Federal opposition leader Peter Dutton appeared in the region back in February where he made the pledge that if his party won the next federal election, he would commit to a 50-50 partnership with “a future Victorian state government that is willing to deliver this project”.

Dutton pledged a capped commitment of $900 million to support the delivery of a full business case and contribute to early works and construction of the project.

“This is a substantial commitment, which reflects the importance of delivering this critical project to give residents in Frankston South, Langwarrin, and Baxter faster and more reliable transport services and improved community infrastructure,” Dutton said.

“Traffic congestion and the availability of public transport is a major problem for this growing region. We have listened to local community concern, and we are delivering.

“The electrification of the Frankston to Baxter line will improve the efficiency of train services and reduce commuting times.”

In 2022, ahead of the state election, the Victorian opposition committed to the project if they won.

In 2023, the Victorian government made the commitment to no longer provide funding to the project.

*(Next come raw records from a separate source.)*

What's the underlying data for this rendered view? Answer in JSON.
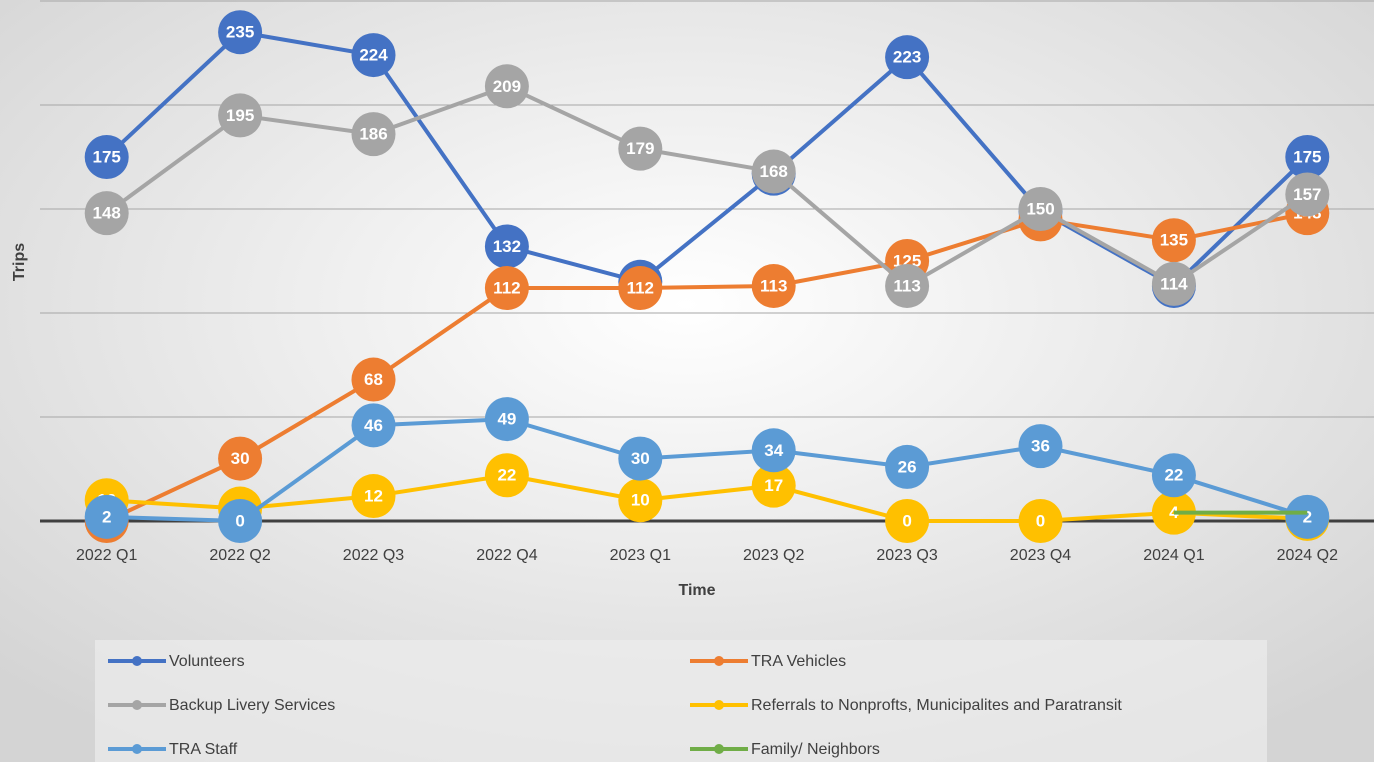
{
  "chart_data": {
    "type": "line",
    "categories": [
      "2022 Q1",
      "2022 Q2",
      "2022 Q3",
      "2022 Q4",
      "2023 Q1",
      "2023 Q2",
      "2023 Q3",
      "2023 Q4",
      "2024 Q1",
      "2024 Q2"
    ],
    "x_label": "Time",
    "y_label": "Trips",
    "ylim": [
      0,
      250
    ],
    "yticks": [
      0,
      50,
      100,
      150,
      200,
      250
    ],
    "ytick_labels": false,
    "grid": true,
    "legend": "bottom",
    "series": [
      {
        "name": "Volunteers",
        "color": "#4472c4",
        "values": [
          175,
          235,
          224,
          132,
          115,
          167,
          223,
          149,
          113,
          175
        ]
      },
      {
        "name": "TRA Vehicles",
        "color": "#ed7d31",
        "values": [
          0,
          30,
          68,
          112,
          112,
          113,
          125,
          145,
          135,
          148
        ]
      },
      {
        "name": "Backup Livery Services",
        "color": "#a5a5a5",
        "values": [
          148,
          195,
          186,
          209,
          179,
          168,
          113,
          150,
          114,
          157
        ]
      },
      {
        "name": "Referrals to Nonprofts, Municipalites and Paratransit",
        "color": "#ffc000",
        "values": [
          10,
          6,
          12,
          22,
          10,
          17,
          0,
          0,
          4,
          1
        ]
      },
      {
        "name": "TRA Staff",
        "color": "#5b9bd5",
        "values": [
          2,
          0,
          46,
          49,
          30,
          34,
          26,
          36,
          22,
          2
        ]
      },
      {
        "name": "Family/ Neighbors",
        "color": "#70ad47",
        "values": [
          null,
          null,
          null,
          null,
          null,
          null,
          null,
          null,
          4,
          4
        ]
      }
    ]
  }
}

This along with other projects were declined if the government believed they were not realistically going to be delivered with the funding available, have made little to no progress over a significant amount of time, and they do not align with Commonwealth or state and territory priorities.

A Victorian Government spokesperson explained what the current government has done to support the region.

“We’re already investing $4 billion to make the Frankston line level crossing free and providing more train stabling so that it can return to the City Loop when the Metro Tunnel opens, allowing more trains to run more often. We’ve also upgraded Lathams Road, the Westernport Highway, Golf Links Road and have almost finished work to upgrade Hall Road,” the spokesperson said.

Local perspective

Sinclair explained that the Stony Point train line is the worst performing in Melbourne according to Metro trains.

“It’s the only train line in Melbourne that runs on a diesel service, and it is constantly plagued by faults, level crossing issues, and safety issues. It’s also incredibly unreliable, infrequent, and does not encourage Mornington Peninsula residents to use it,” he said.

“Improving the line via electrification and duplication is the gold-plated approach and will need to pass a full business case. However, many other projects across Victoria deliver worse returns and quite often receive upgrades.

“If Langwarrin or Baxter was the ultimate destination for the Frankston line extension, it would significantly improve the ability of Mornington Peninsula Shire residents to catch the train. Many would use Peninsula Link (the M11) exit to a train station with park and ride facilities. Currently, their only option is to drive into Frankston CBD and battle for a car park,” Sinclair said.

He said the project would free up Frankston Station car park, connect growing communities like Langwarrin, would better connect residents from the Mornington Peninsula to the greater Melbourne area, and improve connectivity between the region’s only University and major hospital.

“Somerville, Bittern and Hastings are communities with growing populations, and getting them into Frankston CBD with frequent and effective train services would encourage more people to use the line. This can all be done with a handful of passing loops and improvements to infrastructure that don’t include duplication and electrification,” he said.

“If cost is an issue for the Victorian Government, this is something they should be actively considering. The total cost for a Stony Point uplift option is a quarter of what the electrification and duplication would cost.”

Suburban Rail Loop

While the Suburban Rail Loop (SRL) will not solve the Stony Point connection challenge, it will better connect the region to the East.

The SRL East will run between Cheltenham and Box Hill with stations at Burwood, Glen Waverley, Monash and Clayton.

Cheltenham is currently 11 stations before the end of the Frankston line so this connection to Melbourne’s east will better support those in Frankston and the Mornington Peninsula.

SRL East is expected to be completed in 2035, with construction beginning back in 2022.